近代競馬が誕生して150年。当時の競馬は政界、財界、あるいは軍や皇室、国賓などの上流階級のための催しとして行われ、紳士淑女の集う場所とされていた。馬券の購入も1人1枚限り、なんて時代もあったようだ。それがどうだろう、今では自宅にいながらレースが見れて、スマホという便利な道具で財力の許す限り幾らでも購入ができてしまう時代である。150年でこうまで時代は変わるのだなとつくづく感心させられる。
今は一歩も外へ出ずに馬券を親指1つで買える便利な時代である。
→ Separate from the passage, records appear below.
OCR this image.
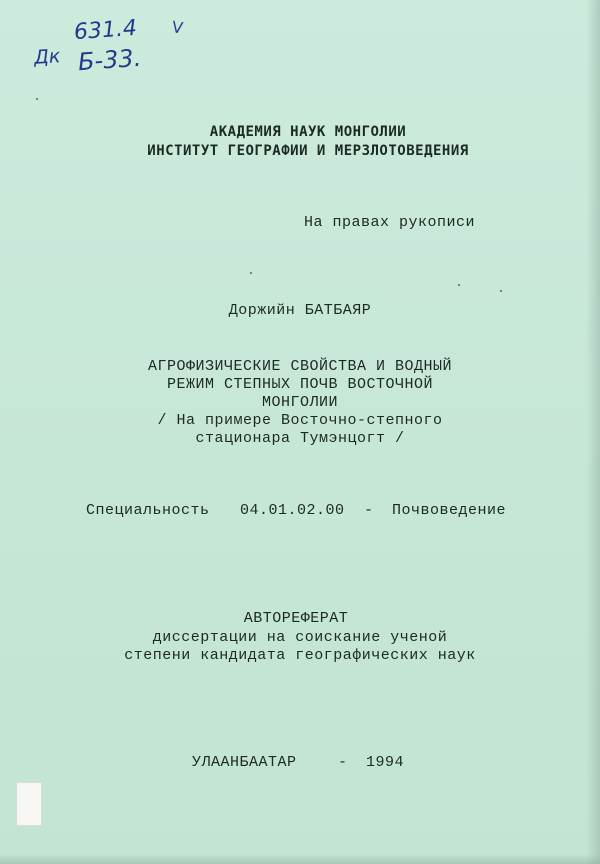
631.4
Дк Б-33.
V
АКАДЕМИЯ НАУК МОНГОЛИИ
ИНСТИТУТ ГЕОГРАФИИ И МЕРЗЛОТОВЕДЕНИЯ
На правах рукописи
Доржийн БАТБАЯР
АГРОФИЗИЧЕСКИЕ СВОЙСТВА И ВОДНЫЙ
РЕЖИМ СТЕПНЫХ ПОЧВ ВОСТОЧНОЙ
МОНГОЛИИ
/ На примере Восточно-степного
стационара Тумэнцогт /
Специальность	04.01.02.00	-	Почвоведение
АВТОРЕФЕРАТ
диссертации на соискание ученой
степени кандидата географических наук
УЛААНБААТАР	-	1994
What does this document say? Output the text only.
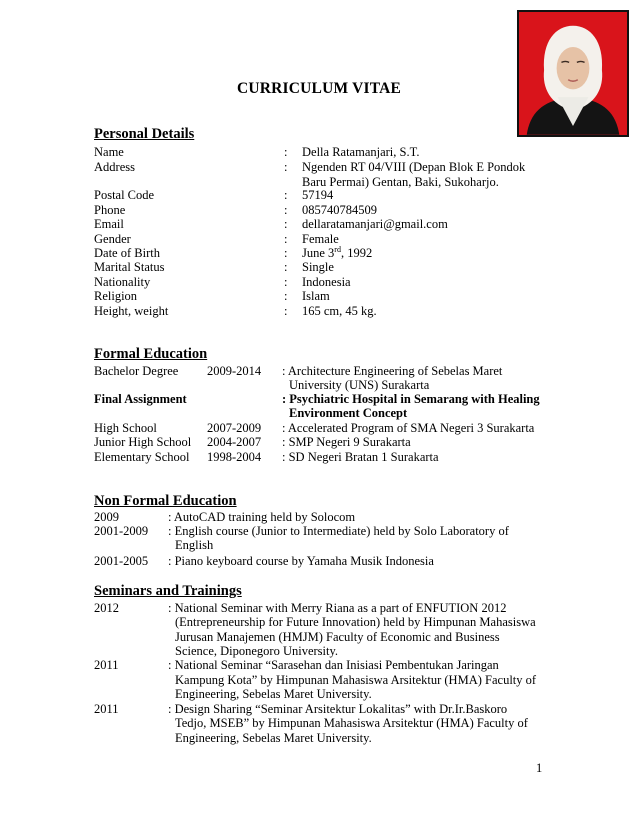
CURRICULUM VITAE
Personal Details
Name	: Della Ratamanjari, S.T.
Address	: Ngenden RT 04/VIII (Depan Blok E Pondok
Baru Permai) Gentan, Baki, Sukoharjo.
Postal Code	: 57194
Phone	: 085740784509
Email	: dellaratamanjari@gmail.com
Gender	: Female
Date of Birth	: June 3rd, 1992
Marital Status	: Single
Nationality	: Indonesia
Religion	: Islam
Height, weight	: 165 cm, 45 kg.
Formal Education
Bachelor Degree 2009-2014 : Architecture Engineering of Sebelas Maret
University (UNS) Surakarta
Final Assignment	: Psychiatric Hospital in Semarang with Healing
Environment Concept
High School	2007-2009 : Accelerated Program of SMA Negeri 3 Surakarta
Junior High School 2004-2007 : SMP Negeri 9 Surakarta
Elementary School 1998-2004 : SD Negeri Bratan 1 Surakarta
Non Formal Education
2009	: AutoCAD training held by Solocom
2001-2009 : English course (Junior to Intermediate) held by Solo Laboratory of
English
2001-2005 : Piano keyboard course by Yamaha Musik Indonesia
Seminars and Trainings
2012	: National Seminar with Merry Riana as a part of ENFUTION 2012
(Entrepreneurship for Future Innovation) held by Himpunan Mahasiswa
Jurusan Manajemen (HMJM) Faculty of Economic and Business
Science, Diponegoro University.
2011	: National Seminar “Sarasehan dan Inisiasi Pembentukan Jaringan
Kampung Kota” by Himpunan Mahasiswa Arsitektur (HMA) Faculty of
Engineering, Sebelas Maret University.
2011	: Design Sharing “Seminar Arsitektur Lokalitas” with Dr.Ir.Baskoro
Tedjo, MSEB” by Himpunan Mahasiswa Arsitektur (HMA) Faculty of
Engineering, Sebelas Maret University.
1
しかし、そんな時代になっても場外馬券売り場、いわゆるウインズと呼ばれる場所は多くの競馬ファンで賑わっている。まぁ賑わっているとは言ってもかつての賑わいに比べたらだいぶ落ち着いた方ではあるが…。
家から一歩も出ずにスマホで馬券が買える時代、それでも”ウインズ”へ行く理由って?
ちょうどエアグルーヴが牝馬として26年ぶりに年度代表馬に選出された20年前頃だろうか。90年代前半のピーク時とまでは言わないが、場外馬券売り場はまだまだ混雑していた記憶がある。今でもその名残でアナログ派と呼ばれる人たちはPATには目もくれず、場外で競馬を毎週楽しんでいる。決して時代に遅れているわけではなく、そういう楽しみ方もアリだと言う事だ。現に、スマホでも購入できる状態にありながらあえてウインズに来ているファンもたくさんいる。「なぜ?」と疑問に思う人もいるかもしれないが、場外は場外でそれなりに良さがある。難しく考える必要はない。
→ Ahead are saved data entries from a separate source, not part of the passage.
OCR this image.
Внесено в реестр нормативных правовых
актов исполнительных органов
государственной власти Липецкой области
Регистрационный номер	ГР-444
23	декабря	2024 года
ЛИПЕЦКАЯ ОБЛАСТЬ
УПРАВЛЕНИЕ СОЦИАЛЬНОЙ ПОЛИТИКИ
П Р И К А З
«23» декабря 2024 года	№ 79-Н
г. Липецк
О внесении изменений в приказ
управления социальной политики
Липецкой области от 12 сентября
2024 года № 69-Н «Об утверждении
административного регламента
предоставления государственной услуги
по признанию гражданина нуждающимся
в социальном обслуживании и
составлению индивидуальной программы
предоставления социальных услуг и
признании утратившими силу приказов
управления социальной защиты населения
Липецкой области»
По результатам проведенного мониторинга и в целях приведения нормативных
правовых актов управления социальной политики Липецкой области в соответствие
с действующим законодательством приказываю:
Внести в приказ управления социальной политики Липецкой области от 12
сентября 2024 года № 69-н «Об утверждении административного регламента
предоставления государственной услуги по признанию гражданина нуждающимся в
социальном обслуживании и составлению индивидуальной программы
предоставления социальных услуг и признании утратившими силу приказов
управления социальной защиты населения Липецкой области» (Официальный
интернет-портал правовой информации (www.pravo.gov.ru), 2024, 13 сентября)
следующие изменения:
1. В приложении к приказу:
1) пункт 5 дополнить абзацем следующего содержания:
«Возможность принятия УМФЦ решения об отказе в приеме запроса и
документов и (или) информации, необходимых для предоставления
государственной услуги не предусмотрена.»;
しかしこの場外の雰囲気というのがまた独特である。まさに鉄火場という雰囲気で、ワンカップ片手に競馬新聞といったイメージそのままの昔ながらの競馬ファン層が未だに多く見られる。PATでは購入や払い戻しは全て画面上の数字でのやり取りになるが、ここでは全て現金だ。まぁ、同じ現金には変わりないのだがダイレクトに手に取るキャッシュというのはやはり画面上の数字とは明らかな違いを感じる。自動払戻機から出てきた払戻金を手にした時の感覚はPATでは味わえないものがあり、この感覚が堪らないと言うのも頷ける。
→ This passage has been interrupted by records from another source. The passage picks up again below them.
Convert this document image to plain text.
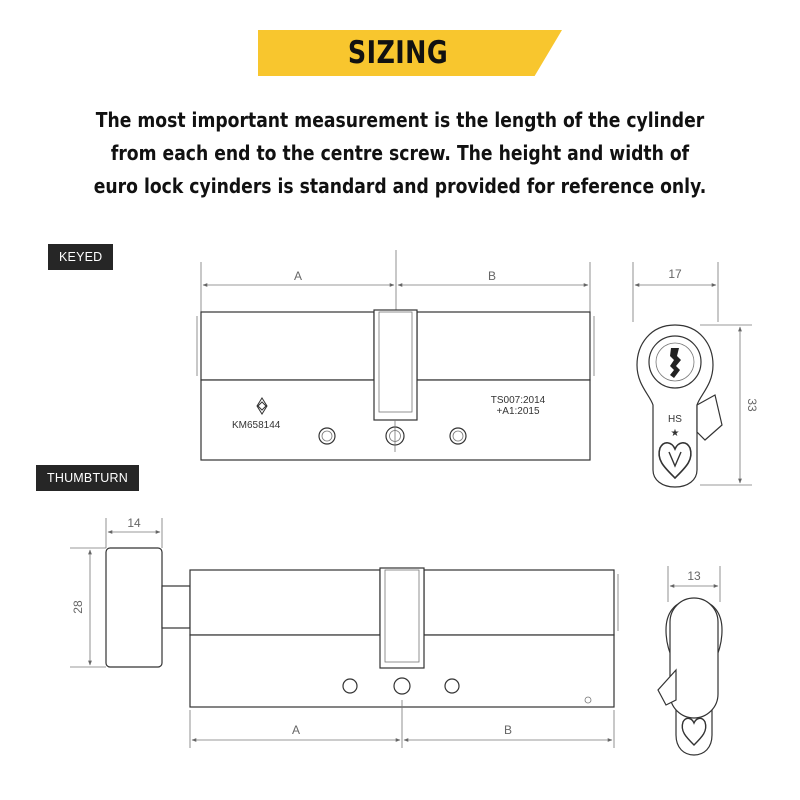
SIZING
The most important measurement is the length of the cylinder
from each end to the centre screw. The height and width of
euro lock cyinders is standard and provided for reference only.
KEYED
THUMBTURN
A	B
KM658144
TS007:2014
+A1:2015
17
33
HS
★
14
28
A	B
13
しかしやはりPATの便利さは捨てがたく、私個人も実際に購入はスマホやパソコンから購入することがほとんどである。それでも定期的に場外で馬券を買いに行きたくなる。ウインズへ行くと毎週の様に繰り出していた若き頃を思い出し、懐かしさを覚える。しかし、ただ懐かしいから行くのではなく、やはり楽しいから行くのである。ウインズの面白さというのはそこに来る人々の人生が垣間見えるから面白いのだと思う。
場外は自宅と違いたくさんの人がおり、レース時にはたくさんの掛け声があちらこちらから聞こえてくる。買っている騎手の名前、「そのまま!!」「差せ!差せぇぇ!!」といった声はお決まりだ。レース後には目を光らせながらスクリーンの中の騎手に向かって「◯◯!ありがとぉおーー!!」と大声で感謝するおじさんがいたり、レースが終わった瞬間に「わあああーー」と泣き出すおばあさんなど、色々な人々の人生を見ることができるのもウインズならではだ。
PATで1人でゆっくり競馬を楽しむ休日も良いが、ウインズでコアな競馬ファンと一緒に盛り上がって競馬を楽しむのも、やはり堪らなく面白いのだ。